We finally made the phone call, lost, tails between our legs. It turns out that we were 20 minutes away and it was actually back where I had thought it was! The moral of the story: In this beautiful countryside, don’t always trust your GPS and do your research before. Give yourself plenty of time to find the often hidden and isolated wineries.
Here we are at last
Well, we made it (thirty minutes later) and thankfully proprietor Sergio and his son-in-law greeted us with a smile. All the stress had vanished. It was a beautiful sunny day and the flowers were in bloom. We wheeled in baby Nico for his umpteenth winery visit and got started with the tasting.
The table was beautifully set, the attention to detail was superb, and there were about 8 wines waiting for us!
Dolcetto of Cà Neuva
Sergio, the winemaker, is a very proud man. You could tell we had moved out of Barololand by the way he insisted on us tasting all the wines in his range. He wanted our opinions, he wanted to see our expressions, eager to “farsi conoscere” get himself known. This was a refreshing change.
So of course we tasted Dolcetto, Dogliani’s claim to fame. In fact, Cà Neuva makes 3!
One is a well balanced blend from different vineyards while the second and third, called ‘L Sambu and Superiore, are more structured and complex. The secret to Dolcetto, as Sergio says, is that it is, “a wine which can be drunk from the first course to the last course of your meal”.
An amazing blend
Although I tend to love the expression of the grapes coming from pure varietals, I was intrigued by his blend of Nebbiolo, Barbera and get this… Cabernet Sauvignon!

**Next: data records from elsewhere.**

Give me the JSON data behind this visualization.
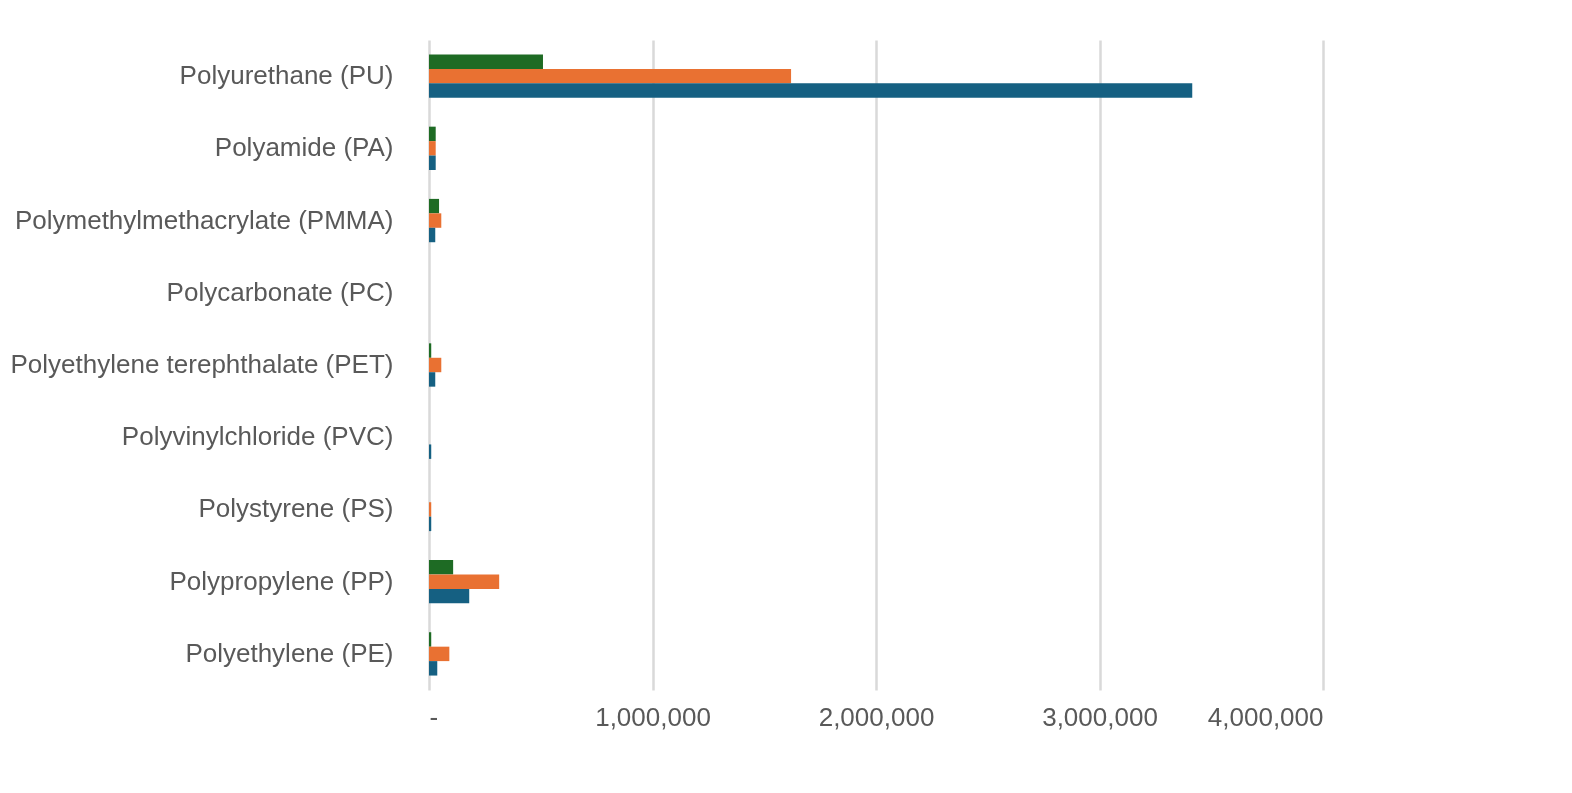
{
  "chart_data": {
    "type": "bar",
    "orientation": "horizontal",
    "categories": [
      "Polyurethane (PU)",
      "Polyamide (PA)",
      "Polymethylmethacrylate (PMMA)",
      "Polycarbonate (PC)",
      "Polyethylene terephthalate (PET)",
      "Polyvinylchloride (PVC)",
      "Polystyrene (PS)",
      "Polypropylene (PP)",
      "Polyethylene (PE)"
    ],
    "series": [
      {
        "color": "#1e6b24",
        "values": [
          510000,
          30000,
          45000,
          0,
          10000,
          0,
          0,
          108000,
          10000
        ]
      },
      {
        "color": "#e97132",
        "values": [
          1620000,
          30000,
          55000,
          0,
          55000,
          0,
          10000,
          314000,
          91000
        ]
      },
      {
        "color": "#156082",
        "values": [
          3415000,
          30000,
          28000,
          0,
          28000,
          10000,
          10000,
          180000,
          37000
        ]
      }
    ],
    "xlim": [
      0,
      4000000
    ],
    "xticks": [
      {
        "value": 0,
        "label": "-"
      },
      {
        "value": 1000000,
        "label": "1,000,000"
      },
      {
        "value": 2000000,
        "label": "2,000,000"
      },
      {
        "value": 3000000,
        "label": "3,000,000"
      },
      {
        "value": 4000000,
        "label": "4,000,000"
      }
    ],
    "grid": "x",
    "legend": false
  }
}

This wine is called Excelso which is named after his father Celso. When I asked why he chose to plant Cab, he replied that it was all “the nursery’s fault”! He had originally asked for something else and got 250 plants of Cab instead. So Sergio started to experiment with this limited number of vines. He liked the idea of using it for a blend and came up with this fantastic wine!
Unfortunately, the tasting portion of the visit came to a close and it was time to see the cellar. Because I was so used to visiting bigger cellars like Sylla Sebaste which hold all that oak, I was surprised by the 2 minute tour dedicated to the aging cellar! All you see here is stainless steel for fermenting and storing the area’s famous Dolcetto.
This modesty and simplicity though, make the experience neat in its own way.
Just as we grabbed a few bottles to take home to enjoy (again late for our next appointment), Sergio tempted us with just one more experimental rose’ he has developed for a special client. Again, the generosity and pride was overwhelming!
After visiting so many Barolo and Barbaresco wineries, this experience reminded me that just around the corner in places like Dogliani, there are small wineries ready to welcome and accommodate you in every way.
We didn’t come to taste his wines, but felt more like we were sharing them with him.
So when you come to Langhe, don’t forget about the little guys making some great wines over there in the land of Dolcetto!